Mistress Koharu by Noboru Tsujihara, translated by Kalau Almony

Honford Star

Our judges said: “Noboru Tsujihara is a celebrated voice in Japan and his first novel to be translated into English is a feast of clever cultural references and twisty plotting. A four-square play for power and love, it subjects a salaryman who fancies himself a philosopher and cineaste to the singular pursuit of three women—one a vivified sex-doll. a novel that circles headily around desire and frustration, intellect and attraction, and the cruelties of love.”


Ghost Driver by Nell Osbourne

Moist Books

Our judges said: “a shape-shifting gem powered by an effortlessly hip voice that crackles with restless energy. Its boundary-blurring blending of the personal with the political, and the uncanny with the mundane, is as BEGUILING and fresh as modern fiction gets.”


On the Greenwich Line by Shady Lewis, translated by Katharine Halls

Peirene Press

Our judges said: “A deft, Kafkaesque meander through the streets of London, On the Greenwich Line is an intriguing, cinematographically-paced novel. Through the eyes of unnamed Coptic Christian immigrant, we confront a deeply accurate deadpan examination of contemporary England’s bleak, farcical bureaucracy, racism and inequality: wry absurdity in the face of life and death.”


Small Boat by Vincent Delecroix, translated by Helen Stevenson

Small Axes/HopeRoad

Our judges said: “a dense and powerful novel for our times that examines how political and public discourse is allowed to frame the plight of refugees as an administrative problem while studiously ignoring the devastating reality of their lives.”


Figures Crossing the Field Towards the Group by Rebecca Gransden

Tangerine Press

Our Judges said: “A work of breathtaking originality in form, style and execution. Gransden’s startling stylistic innovations create a language that’s familiar and alien in equal measure, a soon-to-come Newspeak stripped back to the bare bones while recalling the ancient alliterative poetry of the Anglo-Saxons.”

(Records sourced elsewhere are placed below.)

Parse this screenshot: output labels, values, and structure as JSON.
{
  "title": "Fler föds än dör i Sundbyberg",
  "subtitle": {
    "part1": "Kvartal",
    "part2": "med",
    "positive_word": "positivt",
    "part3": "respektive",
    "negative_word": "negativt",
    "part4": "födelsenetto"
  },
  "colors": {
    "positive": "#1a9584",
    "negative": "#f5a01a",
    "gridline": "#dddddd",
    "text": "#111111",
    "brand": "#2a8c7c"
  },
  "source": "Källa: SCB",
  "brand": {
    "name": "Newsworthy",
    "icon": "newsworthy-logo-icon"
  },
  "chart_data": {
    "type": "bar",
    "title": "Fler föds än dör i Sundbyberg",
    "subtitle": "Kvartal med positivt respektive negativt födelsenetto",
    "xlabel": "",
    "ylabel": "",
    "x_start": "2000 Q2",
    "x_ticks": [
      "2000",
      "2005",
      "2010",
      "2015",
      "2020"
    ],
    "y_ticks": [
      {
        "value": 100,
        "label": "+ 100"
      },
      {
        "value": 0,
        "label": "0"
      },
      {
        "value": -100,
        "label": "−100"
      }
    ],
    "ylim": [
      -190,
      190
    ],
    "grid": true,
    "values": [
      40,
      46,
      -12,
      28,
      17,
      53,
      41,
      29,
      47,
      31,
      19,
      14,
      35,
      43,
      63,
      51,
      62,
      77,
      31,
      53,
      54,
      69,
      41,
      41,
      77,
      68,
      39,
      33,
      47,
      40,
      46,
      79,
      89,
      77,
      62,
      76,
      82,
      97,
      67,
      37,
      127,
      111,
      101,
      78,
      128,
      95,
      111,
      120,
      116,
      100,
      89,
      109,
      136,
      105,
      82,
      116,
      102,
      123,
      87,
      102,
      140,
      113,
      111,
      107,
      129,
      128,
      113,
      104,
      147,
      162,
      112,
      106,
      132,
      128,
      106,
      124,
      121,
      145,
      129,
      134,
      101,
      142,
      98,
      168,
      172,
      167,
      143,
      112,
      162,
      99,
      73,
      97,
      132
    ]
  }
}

Each longlisted press will receive £500 and an offer of PR surgery from our partners Tiger Team Creative. The longlisted presses and/or authors will also be offered the opportunity to appear at festivals and bookshops to talk about their experiences with the prize (details tbc). The shortlist will be announced mid-March with details tbc. Each shortlisted press will receive a further £1000, to be split 70% to the press and 30% to the writer (and the translator if applicable). The winning title won’t only get the glory this year, but the writer (or their translator where applicable) will receive a 5-day writing retreat at the Hawkwood Centre for Future Thinking.